Down along the bend, bright stands of native day lilies fill the edges on both sides of the path down to the end at the Black River, a "trout-stocked waters." It's mid-day and Karen Sanabria and her father, Floyd Cornelius, both of Toms River, and their dog Holly, are here to walk in the woods. This is Mr. Cornelius's third time in a few months. They love Hacklebarney.
The dogs play and we talk in celebration of meeting in these Robin Hood woods. We stand on outcrops jutting over the river and gaze in awe at the grass, moss and seedlings living in the rocks brought here by glaciers. Across the little river is one of the state's designated "Natural Areas." Hemlocks, softened with age and lichens decorating their limbs, cover the cool ravine. There are ways to cross the river to stand in the hemlock garden, to rest on the rocks, to savor the cool on your face and the quiet of the woods.
Along the path, there are gardens of marshes where skunk cabbage grows like nature's hostas. Ferns, azaleas, and Solomon's Seal sprout from the trunk of an uprooted hemlock. But the forest regenerates! There are stands of young hemlock on the hillside. The only sound now is the river. And across it lays a fallen red oak, its stump now home to invertebrates, white violets, grasses and ferns, and seedlings of birch trees.
The trail becomes rocky along the river. I'm thankful I wore my hiking boots. I'm mildly concerned that I might get lost now, without a clear-cut path to follow. I think of sled dog drivers in blinding snow, trusting their lead dog to find the way to bring them home, so I trust Arnuk. She leads the way and I follow.
We come to the Trout Brook again, and see there are three ways to cross it without getting wet: balance on a fallen ash tree, walk a man-made footbridge, or jump across the rocks. While I deliberate, Arnuk chooses the footbridge. I follow her. There are yellow birch here at this junction of the Black River and Trout Brook, with shiny peeling skin. The birches are an entertaining genus. Crush a leaf of black birch and it's almost like a calorie-free root beer. Chestnut oak, yellow poplar, black gum and birch surround a large picnic area with tables, grills, and a just-in-time stone outhouse.

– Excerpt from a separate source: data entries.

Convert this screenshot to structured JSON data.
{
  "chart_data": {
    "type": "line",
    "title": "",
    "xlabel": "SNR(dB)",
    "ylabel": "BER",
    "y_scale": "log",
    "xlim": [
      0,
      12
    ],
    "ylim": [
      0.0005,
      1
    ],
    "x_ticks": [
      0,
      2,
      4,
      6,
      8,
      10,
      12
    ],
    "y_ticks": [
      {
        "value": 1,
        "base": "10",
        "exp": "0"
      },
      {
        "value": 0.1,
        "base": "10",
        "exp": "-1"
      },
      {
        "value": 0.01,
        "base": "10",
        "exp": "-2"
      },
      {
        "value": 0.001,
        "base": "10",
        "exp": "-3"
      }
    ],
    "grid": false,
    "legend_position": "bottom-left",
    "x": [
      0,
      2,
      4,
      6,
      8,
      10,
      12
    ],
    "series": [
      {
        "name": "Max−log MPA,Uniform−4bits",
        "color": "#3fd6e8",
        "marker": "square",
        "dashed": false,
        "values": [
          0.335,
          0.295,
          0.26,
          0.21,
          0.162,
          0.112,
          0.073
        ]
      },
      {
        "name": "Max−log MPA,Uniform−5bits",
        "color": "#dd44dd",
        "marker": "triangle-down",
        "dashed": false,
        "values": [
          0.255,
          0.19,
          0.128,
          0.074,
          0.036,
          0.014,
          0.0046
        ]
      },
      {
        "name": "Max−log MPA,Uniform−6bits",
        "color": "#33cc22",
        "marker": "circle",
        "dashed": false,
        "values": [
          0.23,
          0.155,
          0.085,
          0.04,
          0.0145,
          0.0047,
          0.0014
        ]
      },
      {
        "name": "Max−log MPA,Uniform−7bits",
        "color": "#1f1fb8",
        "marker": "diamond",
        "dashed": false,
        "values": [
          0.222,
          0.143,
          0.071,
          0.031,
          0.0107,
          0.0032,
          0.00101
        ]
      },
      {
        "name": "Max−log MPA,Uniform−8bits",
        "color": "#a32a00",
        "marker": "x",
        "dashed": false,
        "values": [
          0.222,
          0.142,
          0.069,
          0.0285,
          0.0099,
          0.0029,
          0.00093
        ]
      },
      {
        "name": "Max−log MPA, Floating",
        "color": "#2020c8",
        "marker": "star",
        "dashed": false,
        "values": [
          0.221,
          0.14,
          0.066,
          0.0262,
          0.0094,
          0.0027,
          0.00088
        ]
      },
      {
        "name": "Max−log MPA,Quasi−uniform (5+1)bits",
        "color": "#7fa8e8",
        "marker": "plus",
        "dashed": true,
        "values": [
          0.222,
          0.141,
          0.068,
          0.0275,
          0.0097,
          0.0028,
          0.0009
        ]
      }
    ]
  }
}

We leave the Black River and head uphill. As the trail departs the rocky strata of the riverbed, I hear thunder in the distance. But the sun shines, the breeze blows, the birds twitter. Thunder turns out to be a jet--civilization never leaves.
A car approaches down the soft path. The park's Visitor Service Assistant answers my questions and tells me Arnuk must be tethered. I apologize to the good dog and put the leash on her, then let her run ahead. Soon gravel appears on the path, and I know that we are headed in the right direction. One can't get lost in Hacklebarney, and I haven't seen any bears: a worry-free afternoon in the New Jersey wilderness. But what is this on the road to peace? Tar? Oil? Drowning delicate life on the edges?
Long shadows start to fall. Soon there is a playground for kids, with swings. Even our woods, with their sense of remoteness, play to the tune of suburbia.
The uphills of Hacklebarney are just long enough to make me feel like I got some exercise, and the downhills are gentle on the knees. And I experienced a bit of history, too. The original office, maintenance shop, stone outhouses, some cement-anchored picnic tables, and trails were all put in by the Civilian Conservation Corps in the 1930's. I saw the once-raging, and now dammed, Black River that the Lenapes supposedly followed, somehow, to the shore, and pounded their grain on flat rocks or "mush pots."
So next time the job is stressing you out, and you're feeling the pressures of cyberspace life, toss your sneakers in the car and jump off Route 80 or 287 or 206 to Chester on Route 24. Follow the signs to the best-kept secret in the state.